Granted, “Rose” is not a perfect episode. It ricochets so quickly between campy, serious and soapy tones that you get whiplash, and it seems to be torn between paying homage to the classic show while establishing Eccleston’s Doctor as a damaged action hero. And let’s face it: walking mannequins is a little silly for sci-fi fans used to more serious foes. But it doesn’t try to hide what kind of show the new Doctor Who will be, which I like to categorize as “camp and crying.”

Follow it up with: EVERY SINGLE EPISODE YOU WEAKLING.

If You Want an Abridged Version of Season 1: “Dalek”

All right, so walking mannequins aren’t for you, and you don’t get what the fuss is about this weirdly childish sci-fi show (it is technically still viewed as a children’s show in the UK, so that may explain it). Well, like many now-beloved shows, Doctor Who had a rough first season. So I recommend starting with the episode that really kicks it into gear and remains a Doctor Who best today.

“Dalek” is the sixth episode of season 1 and has the formidable task of introducing to a new generation the Doctor’s greatest enemy and the show’s most ridiculous-looking monster: the Daleks. A remnant of the show’s low-budget early years, the Dalek looks like a giant metal can with a plunger stuck onto it that feasibly could be defeated by stairs — and yet it captured the imaginations of thousands of children. But “Dalek” achieves the near-impossible: it makes the Daleks seem genuinely terrifying.

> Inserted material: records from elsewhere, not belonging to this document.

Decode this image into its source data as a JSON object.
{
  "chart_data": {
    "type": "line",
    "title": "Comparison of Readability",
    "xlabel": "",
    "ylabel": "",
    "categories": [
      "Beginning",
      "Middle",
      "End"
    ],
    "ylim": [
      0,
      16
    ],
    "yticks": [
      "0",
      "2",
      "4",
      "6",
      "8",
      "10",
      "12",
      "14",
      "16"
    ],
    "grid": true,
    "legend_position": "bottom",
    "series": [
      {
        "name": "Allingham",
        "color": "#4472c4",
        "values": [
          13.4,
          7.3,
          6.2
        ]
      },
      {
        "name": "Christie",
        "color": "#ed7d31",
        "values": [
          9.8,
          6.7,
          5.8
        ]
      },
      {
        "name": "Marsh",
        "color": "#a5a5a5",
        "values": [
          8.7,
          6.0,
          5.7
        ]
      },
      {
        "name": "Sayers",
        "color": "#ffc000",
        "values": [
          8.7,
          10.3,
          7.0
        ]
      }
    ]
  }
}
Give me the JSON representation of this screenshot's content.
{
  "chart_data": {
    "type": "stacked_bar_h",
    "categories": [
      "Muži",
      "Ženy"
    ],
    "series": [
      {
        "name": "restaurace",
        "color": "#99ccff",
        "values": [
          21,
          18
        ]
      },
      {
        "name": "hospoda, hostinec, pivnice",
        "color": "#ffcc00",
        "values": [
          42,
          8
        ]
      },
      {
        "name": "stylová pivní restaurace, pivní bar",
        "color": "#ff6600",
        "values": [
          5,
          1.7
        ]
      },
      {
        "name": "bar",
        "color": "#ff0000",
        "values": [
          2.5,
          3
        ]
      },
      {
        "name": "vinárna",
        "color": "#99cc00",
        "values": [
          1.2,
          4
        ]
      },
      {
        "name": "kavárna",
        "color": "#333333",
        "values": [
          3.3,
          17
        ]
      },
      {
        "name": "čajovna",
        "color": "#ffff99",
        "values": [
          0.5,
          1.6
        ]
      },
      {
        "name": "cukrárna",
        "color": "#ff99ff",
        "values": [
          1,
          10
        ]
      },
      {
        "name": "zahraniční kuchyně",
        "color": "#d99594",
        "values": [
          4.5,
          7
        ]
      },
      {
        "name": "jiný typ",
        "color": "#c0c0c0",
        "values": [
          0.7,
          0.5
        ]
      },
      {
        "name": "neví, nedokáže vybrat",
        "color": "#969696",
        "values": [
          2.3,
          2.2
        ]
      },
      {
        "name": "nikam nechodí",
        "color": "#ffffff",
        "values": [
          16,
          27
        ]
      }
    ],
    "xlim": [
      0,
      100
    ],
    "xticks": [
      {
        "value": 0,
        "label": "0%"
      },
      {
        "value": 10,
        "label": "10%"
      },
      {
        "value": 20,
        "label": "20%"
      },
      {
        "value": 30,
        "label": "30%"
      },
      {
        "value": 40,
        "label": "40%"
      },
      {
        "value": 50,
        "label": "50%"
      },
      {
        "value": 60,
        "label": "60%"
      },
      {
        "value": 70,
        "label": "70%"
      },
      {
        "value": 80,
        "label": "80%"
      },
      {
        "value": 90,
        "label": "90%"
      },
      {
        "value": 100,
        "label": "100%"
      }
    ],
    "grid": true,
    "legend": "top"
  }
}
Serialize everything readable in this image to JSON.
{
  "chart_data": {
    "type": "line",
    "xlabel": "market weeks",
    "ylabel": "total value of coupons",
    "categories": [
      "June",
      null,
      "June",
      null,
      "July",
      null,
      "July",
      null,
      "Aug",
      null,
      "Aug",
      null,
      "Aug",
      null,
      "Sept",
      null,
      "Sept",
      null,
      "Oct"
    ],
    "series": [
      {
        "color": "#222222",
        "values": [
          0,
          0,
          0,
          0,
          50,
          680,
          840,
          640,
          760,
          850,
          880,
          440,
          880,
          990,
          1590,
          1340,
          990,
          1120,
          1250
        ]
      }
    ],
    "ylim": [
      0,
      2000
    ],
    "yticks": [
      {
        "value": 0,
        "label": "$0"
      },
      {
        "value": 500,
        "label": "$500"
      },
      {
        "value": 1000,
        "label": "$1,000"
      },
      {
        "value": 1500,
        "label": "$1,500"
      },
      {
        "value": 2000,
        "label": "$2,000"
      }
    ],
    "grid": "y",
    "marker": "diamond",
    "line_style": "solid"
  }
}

The episode opens on the Doctor and Rose chasing a distress signal to a massive underground bunker in Utah filled with alien artifacts. Captured by the bunker’s billionaire owner, the Doctor and Rose must find out the source of that distress signal and the bunker’s secret, and most dangerous, part of its collection. “Dalek” is a slow-burn toward a twist that we know is coming (it’s in the title, duh) but that payoff works thanks to Eccleston’s explosive performance. For maybe the only time in the show’s history, “Dalek” treats a Dalek as a complex villain and as more than just a killing machine and thinly veiled Nazi metaphor. And it also clues us in on the Doctor’s fresh trauma surrounding his new backstory of the Time War that killed his people. On top of giving the season a much-needed jolt, “Dalek” is kind of the turning point for the season that heralds the darker Doctor Who of the revival.

Follow it up with: “Father’s Day,” “The Empty Child/The Doctor Dances,” “Bad Wolf/The Parting of Ways,” and if you’re not a Doctor Who fan by now, then this may not be for you.